Friday, August 8, 2008

How ACIM is different

It seems to me that most people who speak about nondualism stand in sharp contrast to A Course In Miracles (and Disappearrance Of The Universe). They say stuff like: "There really isn't a person. You can't have a journey to enlightenment, because there isn't a you. You can't do anything to accomplish it. There aren't any levels. There aren't any steps on the road, and no road. You can't do anything to achieve enlightenment. It can't be done on purpose. There is no process. It only happens when you stop searching." In other words, not very helpful.

Maybe some people, unlike me, find it helpful. Maybe those people are a lot closer to enlightenment than me. So they can suddenly change their mind and get there.

In contrast, ACIM speaks on different levels, and it *does* provide things one can *do* to accomplish enlightenment. The fact that it works within the illusion to undo an illusion is of no consequence. In fact it's the only place you can work with the illusion.

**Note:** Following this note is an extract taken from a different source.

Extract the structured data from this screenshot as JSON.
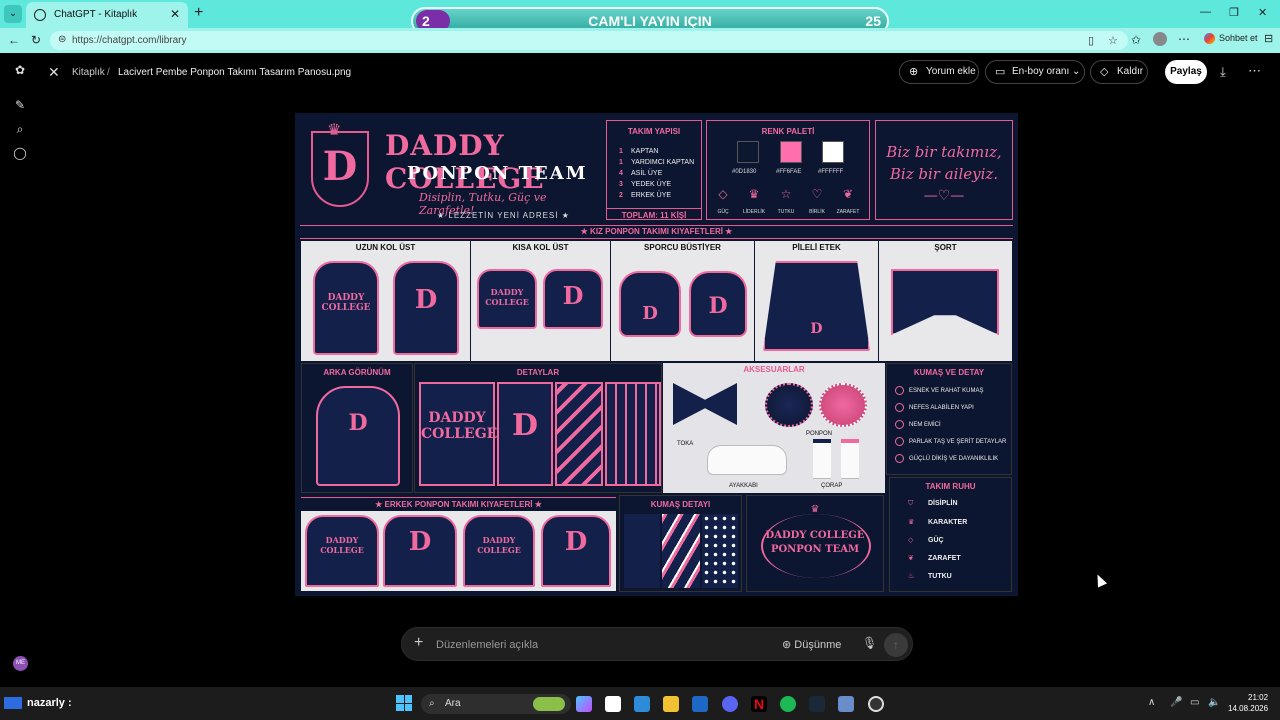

Pursah in DU actually says something like this, she says that just telling people that life is an illusion does not help them very much, you have to teach them advanced forgiveness.

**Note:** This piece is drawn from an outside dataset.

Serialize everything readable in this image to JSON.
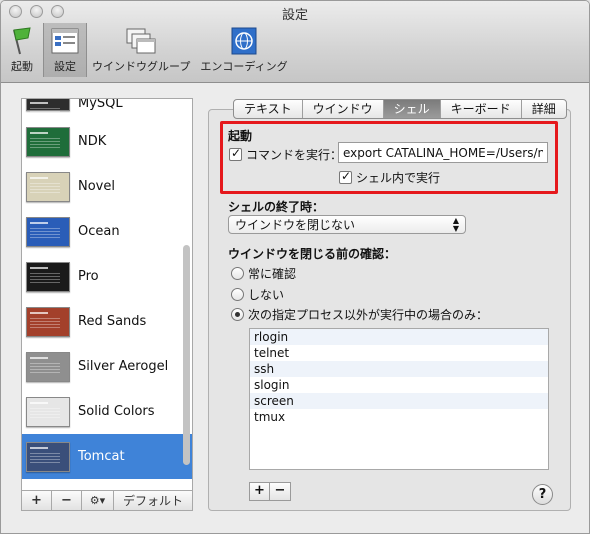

I think that those "most speakers" I talked about may possibly be speaking from an enlightened viewpoint, but that they have no clue how they arrived there, and so they can't help very much. They especially seem to have no clue about the existence of The Guilt, or how to deal with it. For them it's not there. Which is true, but not helpful to people who still believe it is.

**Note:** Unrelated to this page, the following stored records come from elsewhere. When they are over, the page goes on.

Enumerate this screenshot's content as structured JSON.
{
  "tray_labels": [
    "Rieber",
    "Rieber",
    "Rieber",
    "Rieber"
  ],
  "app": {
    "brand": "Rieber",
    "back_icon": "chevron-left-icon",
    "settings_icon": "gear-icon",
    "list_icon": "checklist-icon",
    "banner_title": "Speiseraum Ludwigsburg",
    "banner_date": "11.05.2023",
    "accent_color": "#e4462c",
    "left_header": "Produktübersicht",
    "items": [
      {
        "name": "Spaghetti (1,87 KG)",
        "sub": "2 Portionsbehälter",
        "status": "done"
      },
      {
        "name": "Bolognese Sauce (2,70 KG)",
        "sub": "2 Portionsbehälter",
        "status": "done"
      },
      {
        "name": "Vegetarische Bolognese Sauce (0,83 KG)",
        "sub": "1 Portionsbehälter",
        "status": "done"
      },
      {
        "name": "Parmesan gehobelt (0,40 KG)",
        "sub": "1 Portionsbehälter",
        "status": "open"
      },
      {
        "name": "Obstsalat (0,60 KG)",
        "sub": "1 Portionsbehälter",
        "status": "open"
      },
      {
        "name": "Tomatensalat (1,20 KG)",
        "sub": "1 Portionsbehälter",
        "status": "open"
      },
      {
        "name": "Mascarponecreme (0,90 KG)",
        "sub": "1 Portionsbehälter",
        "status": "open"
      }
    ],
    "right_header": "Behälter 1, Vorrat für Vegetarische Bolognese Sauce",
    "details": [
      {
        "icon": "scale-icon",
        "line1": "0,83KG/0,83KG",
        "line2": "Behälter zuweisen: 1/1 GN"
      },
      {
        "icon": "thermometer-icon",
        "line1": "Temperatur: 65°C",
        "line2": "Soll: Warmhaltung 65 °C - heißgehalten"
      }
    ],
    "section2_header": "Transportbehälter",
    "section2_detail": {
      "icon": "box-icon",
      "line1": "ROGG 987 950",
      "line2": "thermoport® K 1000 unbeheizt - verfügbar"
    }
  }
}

Another thought on the Enlightenment stories I'm reading (the book Everyday Enlightenment): they must seem quite depressing to most people because all they say is all the time: "nothing really matters" and "you are not in control".

They are missing the ingredients the reason nothing matters is that nothing we see is real.
And that Heaven/Source *is* real, and it's what matters, and it is what we have in the end.
And that "we" are not in control because the Higher Self is, but this is also us.

Basically 90% you hear about nondualism is seen from a human standpoint, which makes it very depressing.

In most writings there is an absence of data about why is there an illusion/world, and why is there suffering. How did it come about? How do we undo it?

It seems that for people who have crossed over, the Guilt is not existing and it's like it never was. And it seems to them so easy to change your mind, why can't everybody do it?

This is why ACIM is different, and also it is more or less the only non-dualistic teaching which includes teaching about Source, or god. Which one might consider pretty damn important, since it is everything there is!

3 comments:

Anonymous said...

I think the workbook makes the difference.(At least for the "New- to-this-matter-soul")

The Course says that without doing the workbook the text will seem like mere abstractions hardly to understand.

Familiar with that ?

In my opinion Non Dualism is understood/experienced while the love of God starts to dawn in us.

This awareness of love is a reference point from which it is easy to say that nothing in this world is of true importance since nothing in this world brings so much joy.

The course says that this experience cannot be put into words which I think is true.

Consequently, mere words cannot really help. At least not in a quick fashion as doing the ACIM workbook does.

forrest evans said...

I enjoy the Course in Miracles. It hasn't been my path, however.
Two years ago i was at the Oneness University in southern India, and i went through a three week process in order to be initiated to give deeksha, the oneness blessing. As they began they process, one day our young Indian guide explained that in the far east, they tend to have an impersonal relationship with the Presence, and that in the West, we have tended to have a personal relationship with the Presence. We have a visualization of God, and Jesus, as someone we can have a personal relationship with. Whereas in the Zen Buddhist world, a meditation hall will often have no statues and no representations of the Presence. The young guide's comment was that in India, being between the two, they have both an impersonal and a personal way of relating to Presence. They encouraged each of us to develop a personal relationship.
At that time, i had no symbol, no form that i connected with. I meditated and Tara came to me. She is the goddess of unconditional love, known in China as Kuan Yin. She loves us no matter what we do, completely and unconditionally. As we went through the process, she was with me. And at times, as we went deep into a sacred space, she would come to me, and sit on my lap, in a most lasivicious (sp?) manner. She was sexual for me, because i need sexual healing.
As i was saying in another comment on another blog you posted, "form is emptiness, and emptiness is form". And here is the beauty of tantra, the marriage of sexuality and spirituality. I have known this for awhile with my mind, but it is clearer than ever that for me to drink deeper of the nectar of this universe, i must penetrate the mysteries of sexuality and spirituality simultaneously. A masturbating monk is not a fully engaged, vital, enlightened being!

Eolake Stobblehouse said...

There are many subtle steps along the way.

I have a friend in Denmark who took that three-week deeksha course thingy. I have not heard yet how it went.